How is document capture software different than OCR?
While Optical Character recognition (OCR) technology captures all text in images and files, document capture goes one step further and converts text into structured data. Examples of structured data in images and documents include key value pairs (e.g. bank account numbers, customer names in invoices) and tables
What is document capture software?
Document capture software specialize in extracting data out of unstructured data.

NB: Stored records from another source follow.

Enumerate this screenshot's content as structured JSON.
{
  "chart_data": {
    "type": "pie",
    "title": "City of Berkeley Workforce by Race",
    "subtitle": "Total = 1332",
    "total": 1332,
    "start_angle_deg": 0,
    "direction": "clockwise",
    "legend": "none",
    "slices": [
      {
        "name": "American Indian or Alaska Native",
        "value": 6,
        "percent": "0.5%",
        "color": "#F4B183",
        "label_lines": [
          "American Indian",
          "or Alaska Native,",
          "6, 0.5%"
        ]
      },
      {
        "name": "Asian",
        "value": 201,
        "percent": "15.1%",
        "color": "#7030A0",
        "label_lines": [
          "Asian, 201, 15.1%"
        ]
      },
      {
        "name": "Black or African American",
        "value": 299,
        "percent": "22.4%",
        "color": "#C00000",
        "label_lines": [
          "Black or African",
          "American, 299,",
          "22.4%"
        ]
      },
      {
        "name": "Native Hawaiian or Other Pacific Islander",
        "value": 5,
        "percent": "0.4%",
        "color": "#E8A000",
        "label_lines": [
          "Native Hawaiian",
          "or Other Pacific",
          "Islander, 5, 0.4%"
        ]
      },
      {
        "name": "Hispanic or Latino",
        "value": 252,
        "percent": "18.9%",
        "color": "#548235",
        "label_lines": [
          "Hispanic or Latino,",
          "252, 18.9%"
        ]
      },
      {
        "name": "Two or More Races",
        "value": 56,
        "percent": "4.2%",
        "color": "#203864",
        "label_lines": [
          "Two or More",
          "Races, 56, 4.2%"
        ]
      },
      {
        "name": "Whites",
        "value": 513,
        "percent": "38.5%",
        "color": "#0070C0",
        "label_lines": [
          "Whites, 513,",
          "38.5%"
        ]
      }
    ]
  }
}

There are 3 types of data: Structured, semi-structured and unstructured:
- Structured data forms 5-10% of all data. It is in tabular form and is processable without errors by machines. Structured data include most excel tables, data in SQL databases, XML or JSON files that follow strict structure requirements
- Semi-structured data forms 5-10% of all data. It is not in tabular form but still has a structure though this structure is not explicitly declared and not followed 100% of the time. Semi-structured data can be processed with low error rates but achieving zero errors is challenging. Semi-structured data include invoice slips, most PDF forms, XML or JSON files which do not follow strict structure requirements
- Unstructured data forms ~80% of all data. It includes free text and images that do not follow any explicit structure. It is challenging to extract structured data out of these documents with low error rates. If unstructured data is actually found to follow a structure and that structure is identified, it can be correctly categorized as semi/structured data based on the strictness by which the identified structure is followed throughout the document.
What is the error rate?
Error rate in data extraction can be measured in a few ways but not every error has the same cost. Imagine making an incorrect payment because your data extractor made an incorrect character reading with high confidence. This is a costly error. However, failing to read a character and flagging it as unreadable is a less costly issue. Therefore it is important to focus on cases where data extraction tools make extraction errors while claiming a high level of confidence. These should be minimized.